Heri Tahan Muji, salah petani milenial yang giat dan tekun melaksanakan program yang diberikan oleh Ditjen perkebunan melalui Balai Besar Perbenihan dan Proteksi Tanaman Perkebunan (BBPPTP) Surabaya.
Baca Juga: Omzet 72,6% UMKM Turun akibat Pandemi
Heri tahan muji merupakan Anggota kelompok tani Candi mulyo. Kelompok tani Candi Mulyo merupakan Binaan Ditjen Perkebunan pada program Sertifikasi Desa Pertanian Organik berbasis komoditas perkebunan. “Saya menanam kopi mulai tahun 2002 sampai sekarang,” ujar Heri saat dihubungi di Jakarta, Jumat (9/10/2020)
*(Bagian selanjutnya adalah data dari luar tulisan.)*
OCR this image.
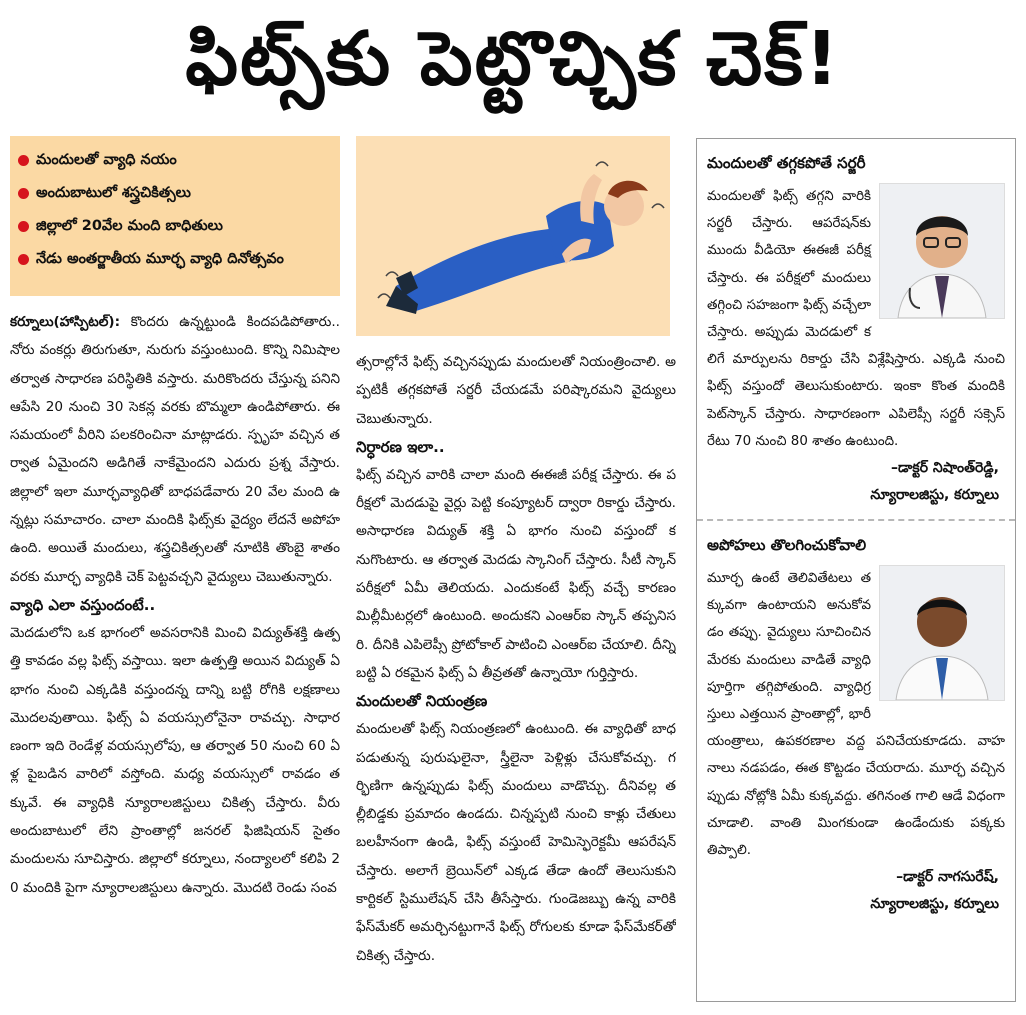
ఫిట్స్‌కు పెట్టొచ్చిక చెక్‌!
మందులతో వ్యాధి నయం
అందుబాటులో శస్త్రచికిత్సలు
జిల్లాలో 20వేల మంది బాధితులు
నేడు అంతర్జాతీయ మూర్ఛ వ్యాధి దినోత్సవం

కర్నూలు(హాస్పిటల్): కొందరు ఉన్నట్టుండి కిందపడిపోతారు.. నోరు వంకర్లు తిరుగుతూ, నురుగు వస్తుంటుంది. కొన్ని నిమిషాల తర్వాత సాధారణ పరిస్థితికి వస్తారు. మరికొందరు చేస్తున్న పనిని ఆపేసి 20 నుంచి 30 సెకన్ల వరకు బొమ్మలా ఉండిపోతారు. ఈ సమయంలో వీరిని పలకరించినా మాట్లాడరు. స్పృహ వచ్చిన తర్వాత ఏమైందని అడిగితే నాకేమైందని ఎదురు ప్రశ్న వేస్తారు. జిల్లాలో ఇలా మూర్ఛవ్యాధితో బాధపడేవారు 20 వేల మంది ఉన్నట్లు సమాచారం. చాలా మందికి ఫిట్స్‌కు వైద్యం లేదనే అపోహ ఉంది. అయితే మందులు, శస్త్రచికిత్సలతో నూటికి తొంబై శాతం వరకు మూర్ఛ వ్యాధికి చెక్‌ పెట్టవచ్చని వైద్యులు చెబుతున్నారు.

వ్యాధి ఎలా వస్తుందంటే..

మెదడులోని ఒక భాగంలో అవసరానికి మించి విద్యుత్‌శక్తి ఉత్పత్తి కావడం వల్ల ఫిట్స్‌ వస్తాయి. ఇలా ఉత్పత్తి అయిన విద్యుత్‌ ఏ భాగం నుంచి ఎక్కడికి వస్తుందన్న దాన్ని బట్టి రోగికి లక్షణాలు మొదలవుతాయి. ఫిట్స్‌ ఏ వయస్సులోనైనా రావచ్చు. సాధారణంగా ఇది రెండేళ్ల వయస్సులోపు, ఆ తర్వాత 50 నుంచి 60 ఏళ్ల పైబడిన వారిలో వస్తోంది. మధ్య వయస్సులో రావడం తక్కువే. ఈ వ్యాధికి న్యూరాలజిస్టులు చికిత్స చేస్తారు. వీరు అందుబాటులో లేని ప్రాంతాల్లో జనరల్‌ ఫిజిషియన్‌ సైతం మందులను సూచిస్తారు. జిల్లాలో కర్నూలు, నంద్యాలలో కలిపి 20 మందికి పైగా న్యూరాలజిస్టులు ఉన్నారు. మొదటి రెండు సంవ

త్సరాల్లోనే ఫిట్స్‌ వచ్చినప్పుడు మందులతో నియంత్రించాలి. అప్పటికీ తగ్గకపోతే సర్జరీ చేయడమే పరిష్కారమని వైద్యులు చెబుతున్నారు.

నిర్ధారణ ఇలా..

ఫిట్స్‌ వచ్చిన వారికి చాలా మంది ఈఈజీ పరీక్ష చేస్తారు. ఈ పరీక్షలో మెదడుపై వైర్లు పెట్టి కంప్యూటర్‌ ద్వారా రికార్డు చేస్తారు. అసాధారణ విద్యుత్‌ శక్తి ఏ భాగం నుంచి వస్తుందో కనుగొంటారు. ఆ తర్వాత మెదడు స్కానింగ్‌ చేస్తారు. సీటీ స్కాన్‌ పరీక్షలో ఏమీ తెలియదు. ఎందుకంటే ఫిట్స్‌ వచ్చే కారణం మిల్లీమీటర్లలో ఉంటుంది. అందుకని ఎంఆర్‌ఐ స్కాన్‌ తప్పనిసరి. దీనికి ఎపిలెప్సీ ప్రోటోకాల్‌ పాటించి ఎంఆర్‌ఐ చేయాలి. దీన్ని బట్టి ఏ రకమైన ఫిట్స్‌ ఏ తీవ్రతతో ఉన్నాయో గుర్తిస్తారు.

మందులతో నియంత్రణ

మందులతో ఫిట్స్‌ నియంత్రణలో ఉంటుంది. ఈ వ్యాధితో బాధపడుతున్న పురుషులైనా, స్త్రీలైనా పెళ్లిళ్లు చేసుకోవచ్చు. గర్భిణిగా ఉన్నప్పుడు ఫిట్స్‌ మందులు వాడొచ్చు. దీనివల్ల తల్లీబిడ్డకు ప్రమాదం ఉండదు. చిన్నప్పటి నుంచి కాళ్లు చేతులు బలహీనంగా ఉండి, ఫిట్స్‌ వస్తుంటే హెమిస్ఫెరెక్టమీ ఆపరేషన్‌ చేస్తారు. అలాగే బ్రెయిన్‌లో ఎక్కడ తేడా ఉందో తెలుసుకుని కార్టికల్‌ స్టిములేషన్‌ చేసి తీసేస్తారు. గుండెజబ్బు ఉన్న వారికి ఫేస్‌మేకర్‌ అమర్చినట్టుగానే ఫిట్స్‌ రోగులకు కూడా ఫేస్‌మేకర్‌తో చికిత్స చేస్తారు.

మందులతో తగ్గకపోతే సర్జరీ

మందులతో ఫిట్స్‌ తగ్గని వారికి సర్జరీ చేస్తారు. ఆపరేషన్‌కు ముందు వీడియో ఈఈజీ పరీక్ష చేస్తారు. ఈ పరీక్షలో మందులు తగ్గించి సహజంగా ఫిట్స్‌ వచ్చేలా చేస్తారు. అప్పుడు మెదడులో కలిగే మార్పులను రికార్డు చేసి విశ్లేషిస్తారు. ఎక్కడి నుంచి ఫిట్స్‌ వస్తుందో తెలుసుకుంటారు. ఇంకా కొంత మందికి పెట్‌స్కాన్‌ చేస్తారు. సాధారణంగా ఎపిలెప్సీ సర్జరీ సక్సెస్‌ రేటు 70 నుంచి 80 శాతం ఉంటుంది.

–డాక్టర్‌ నిషాంత్‌రెడ్డి,
న్యూరాలజిస్టు, కర్నూలు
అపోహలు తొలగించుకోవాలి

మూర్ఛ ఉంటే తెలివితేటలు తక్కువగా ఉంటాయని అనుకోవడం తప్పు. వైద్యులు సూచించిన మేరకు మందులు వాడితే వ్యాధి పూర్తిగా తగ్గిపోతుంది. వ్యాధిగ్రస్తులు ఎత్తయిన ప్రాంతాల్లో, భారీ యంత్రాలు, ఉపకరణాల వద్ద పనిచేయకూడదు. వాహనాలు నడపడం, ఈత కొట్టడం చేయరాదు. మూర్ఛ వచ్చినప్పుడు నోట్లోకి ఏమీ కుక్కవద్దు. తగినంత గాలి ఆడే విధంగా చూడాలి. వాంతి మింగకుండా ఉండేందుకు పక్కకు తిప్పాలి.

–డాక్టర్‌ నాగసురేష్‌,
న్యూరాలజిస్టు, కర్నూలు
Heri menuturkan, bahwa dirinya mulai menanam kopi bersama anggota kelompok tani lainnya mulai dari luasan 1 ha dan saat ini telah mencapai 15 ha. Pada awalnya kelompok tani Candi Mulyo ini menjual kopi dalam bentuk buah cery kepada tengkulak dengan harga yang relatif murah yaitu untuk robusta dihargai 5 ribu/kg dan arabika dihargai 8 ribu/kg.
"Kami menjual kopi dalam bentuk buah cerry karena tidak memiliki pengetahuan serta peralatan pasca panen," katanu.
Pelan tapi pasti, Heri yang ditugasi oleh Kelompok tani candi mulyo dibagian Pasca panen dan pemasaran kini membuktikan dapat menghasilkan kopi dengan berbagai Jenis olahan mulai dari Natural, Semiwash, fullwash, Wine dan Honey baik robusta maupun arabika. Semua hasil panen kopi anggota kelompok tani dibeli oleh Heri untuk diproses hingga menjadi kopi yang enak dan nikmat.